Much of the research linking poor sleep with altered glucose metabolism is based upon observational studies, meaning that the pathophysiological mechanisms behind the associations reported here are not well understood [33]. However, poor sleep quality (measured by sleep fragmentation in healthy volunteers) appears to alter glucose responses through shifting sympathovagal balance and morning cortisol levels, which could in turn lead to decreased insulin sensitivity, increased hepatic glucogenesis and decreased insulin secretion [33]. In addition to cortisol levels, growth hormone, the secretion of which is sleep-dependent and which is essential for metabolic regulation, could also be at play [34,35,36]. Moreover, the glucose intolerance observed elsewhere in sleep-deprived individuals may derive from dysregulation of sympathetic and parasympathetic control of pancreatic function [37].

Strengths and limitations

This study significantly extends our understanding of the interplay between sleep and metabolic health.

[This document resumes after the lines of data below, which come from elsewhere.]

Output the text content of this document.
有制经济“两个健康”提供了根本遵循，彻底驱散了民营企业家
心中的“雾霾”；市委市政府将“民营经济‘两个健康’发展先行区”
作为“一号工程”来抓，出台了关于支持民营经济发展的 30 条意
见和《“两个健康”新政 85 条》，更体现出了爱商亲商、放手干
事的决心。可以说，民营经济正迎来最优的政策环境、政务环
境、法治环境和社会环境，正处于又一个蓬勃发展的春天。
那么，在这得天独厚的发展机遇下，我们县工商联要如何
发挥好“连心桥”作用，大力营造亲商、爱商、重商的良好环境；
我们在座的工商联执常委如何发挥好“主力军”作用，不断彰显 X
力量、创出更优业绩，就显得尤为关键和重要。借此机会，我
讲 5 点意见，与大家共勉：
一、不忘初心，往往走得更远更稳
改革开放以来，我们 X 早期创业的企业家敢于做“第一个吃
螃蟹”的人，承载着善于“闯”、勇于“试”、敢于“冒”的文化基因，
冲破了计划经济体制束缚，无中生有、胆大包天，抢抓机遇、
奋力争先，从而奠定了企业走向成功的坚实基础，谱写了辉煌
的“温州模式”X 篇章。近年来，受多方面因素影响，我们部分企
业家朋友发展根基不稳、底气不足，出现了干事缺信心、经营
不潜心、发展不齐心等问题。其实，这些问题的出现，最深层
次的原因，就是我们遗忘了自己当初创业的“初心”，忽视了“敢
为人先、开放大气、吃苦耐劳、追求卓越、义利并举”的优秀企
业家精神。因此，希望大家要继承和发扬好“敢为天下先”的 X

First, the fairly limited literature on sleep and postprandial blood glucose regulation is dominated by small studies that focus on populations with comorbid conditions (e.g. diabetes and obstructive sleep apnoea). In the few larger published studies, sleep has typically been assessed through self-report, which may be prone to bias. Moreover, most studies are cross-sectional and based in highly controlled environments. By contrast, our study is set within a large prospective cohort of generally healthy individuals, in whom high-resolution objectively assessed time-series sleep and glucose data were obtained. These design features made it possible to look at both intra- and inter-individual variation during the analyses, have generalisable results and shed light on cause and effect. The risk of non-compliance due to a non-clinical setting was addressed by high levels of staff support and all data points were checked for compliance and validity. We also examined the effects of within-person sleep measures, thus broadening the scope of previous studies that up to now only included between-person differences. In addition, instead of relying on fasting blood assays, the study focused on postprandial glucose, which is more relevant to everyday life scenarios because most people find themselves most often in a postprandial state during waking hours [26].

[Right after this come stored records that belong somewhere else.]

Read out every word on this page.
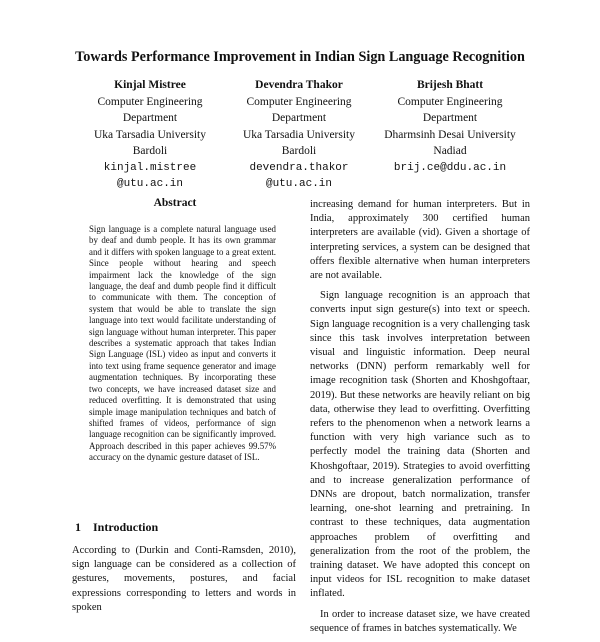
Towards Performance Improvement in Indian Sign Language Recognition
Kinjal Mistree
Computer Engineering
Department
Uka Tarsadia University
Bardoli
kinjal.mistree
@utu.ac.in
Devendra Thakor
Computer Engineering
Department
Uka Tarsadia University
Bardoli
devendra.thakor
@utu.ac.in
Brijesh Bhatt
Computer Engineering
Department
Dharmsinh Desai University
Nadiad
brij.ce@ddu.ac.in
Abstract
Sign language is a complete natural language used by deaf and dumb people. It has its own grammar and it differs with spoken language to a great extent. Since people without hearing and speech impairment lack the knowledge of the sign language, the deaf and dumb people find it difficult to communicate with them. The conception of system that would be able to translate the sign language into text would facilitate understanding of sign language without human interpreter. This paper describes a systematic approach that takes Indian Sign Language (ISL) video as input and converts it into text using frame sequence generator and image augmentation techniques. By incorporating these two concepts, we have increased dataset size and reduced overfitting. It is demonstrated that using simple image manipulation techniques and batch of shifted frames of videos, performance of sign language recognition can be significantly improved. Approach described in this paper achieves 99.57% accuracy on the dynamic gesture dataset of ISL.
1 Introduction
According to (Durkin and Conti-Ramsden, 2010), sign language can be considered as a collection of gestures, movements, postures, and facial expressions corresponding to letters and words in spoken

increasing demand for human interpreters. But in India, approximately 300 certified human interpreters are available (vid). Given a shortage of interpreting services, a system can be designed that offers flexible alternative when human interpreters are not available.

Sign language recognition is an approach that converts input sign gesture(s) into text or speech. Sign language recognition is a very challenging task since this task involves interpretation between visual and linguistic information. Deep neural networks (DNN) perform remarkably well for image recognition task (Shorten and Khoshgoftaar, 2019). But these networks are heavily reliant on big data, otherwise they lead to overfitting. Overfitting refers to the phenomenon when a network learns a function with very high variance such as to perfectly model the training data (Shorten and Khoshgoftaar, 2019). Strategies to avoid overfitting and to increase generalization performance of DNNs are dropout, batch normalization, transfer learning, one-shot learning and pretraining. In contrast to these techniques, data augmentation approaches problem of overfitting and generalization from the root of the problem, the training dataset. We have adopted this concept on input videos for ISL recognition to make dataset inflated.

In order to increase dataset size, we have created sequence of frames in batches systematically. We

Notwithstanding the strengths of the study, it is limited in that no screening was performed for sleep disorders (e.g. sleep apnoea and insomnia), meaning that we could not control for disorders that have been shown to be associated with impaired glucose tolerance [38, 39]. In addition, while actigraphy overcomes many limitations of self-report measures, it is not as accurate as polysomnography in estimating sleep duration and efficiency and does not offer insight into individual sleep stages. The distribution of meal types was imbalanced, with high-fat and high-carbohydrate standardised meals having the highest number of entries. Thus, it is possible that analyses focused on the non-high-carbohydrate and non-high-fat meals may have lacked statistical power. An additional limitation is that owing to the free-living nature of the trial, physical activity levels varied within and between individuals, which may have interacted with sleep and meal type to affect blood glucose concentrations, a hypothesis that our study was not powered to examine.

Future studies assessing the impact of sleep stages on postprandial blood glucose levels are likely to extend the findings of the current analysis, as would exploration of these effects in individuals who are sleep-deprived owing to shift work or endogenous sleep disorders such as sleep apnoea.

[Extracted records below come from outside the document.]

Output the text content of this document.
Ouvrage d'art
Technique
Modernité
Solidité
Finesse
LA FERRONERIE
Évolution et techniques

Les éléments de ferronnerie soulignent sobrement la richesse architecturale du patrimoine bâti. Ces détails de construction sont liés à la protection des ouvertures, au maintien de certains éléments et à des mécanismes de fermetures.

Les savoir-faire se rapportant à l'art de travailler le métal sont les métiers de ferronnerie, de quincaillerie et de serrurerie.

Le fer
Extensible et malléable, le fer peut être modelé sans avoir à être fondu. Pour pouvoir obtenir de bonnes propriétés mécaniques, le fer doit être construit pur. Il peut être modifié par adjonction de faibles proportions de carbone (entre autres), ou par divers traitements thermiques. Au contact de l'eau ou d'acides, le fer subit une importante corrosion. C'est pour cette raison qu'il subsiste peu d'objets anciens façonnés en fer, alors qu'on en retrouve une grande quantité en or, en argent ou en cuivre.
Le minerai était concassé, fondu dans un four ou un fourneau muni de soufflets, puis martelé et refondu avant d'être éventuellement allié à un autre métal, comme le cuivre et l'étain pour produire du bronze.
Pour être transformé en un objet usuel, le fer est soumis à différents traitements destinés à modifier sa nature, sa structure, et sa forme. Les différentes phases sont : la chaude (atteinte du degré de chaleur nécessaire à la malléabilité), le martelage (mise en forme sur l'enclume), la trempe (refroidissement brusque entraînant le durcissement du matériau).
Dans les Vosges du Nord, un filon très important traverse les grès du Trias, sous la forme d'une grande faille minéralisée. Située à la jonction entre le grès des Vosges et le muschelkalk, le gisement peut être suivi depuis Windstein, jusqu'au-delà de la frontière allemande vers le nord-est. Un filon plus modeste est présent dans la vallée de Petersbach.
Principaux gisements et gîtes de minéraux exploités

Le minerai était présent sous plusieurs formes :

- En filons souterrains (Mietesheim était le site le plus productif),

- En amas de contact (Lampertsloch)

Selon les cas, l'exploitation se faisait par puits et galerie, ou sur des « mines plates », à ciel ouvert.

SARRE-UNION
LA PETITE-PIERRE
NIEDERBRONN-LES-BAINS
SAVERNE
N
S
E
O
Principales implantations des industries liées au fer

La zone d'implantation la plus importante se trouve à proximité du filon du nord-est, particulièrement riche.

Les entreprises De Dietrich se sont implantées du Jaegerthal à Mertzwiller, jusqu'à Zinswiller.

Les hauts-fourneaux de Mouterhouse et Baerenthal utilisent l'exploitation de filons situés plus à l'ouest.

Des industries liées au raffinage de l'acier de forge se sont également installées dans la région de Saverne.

Overall, this study suggests that sleep duration, quality and midpoint are important modifiable lifestyle features for improving postprandial glucose metabolism in healthy adults. As a consequence, this study’s findings may inform lifestyle strategies to improve postprandial blood glucose levels, focusing on earlier bedtime routines and maximising high-quality uninterrupted sleep. A combination of both generalised and more personalised sleep guidelines is likely required to ensure optimal metabolic health per se and maximise the effectiveness of guidelines for diabetes prevention.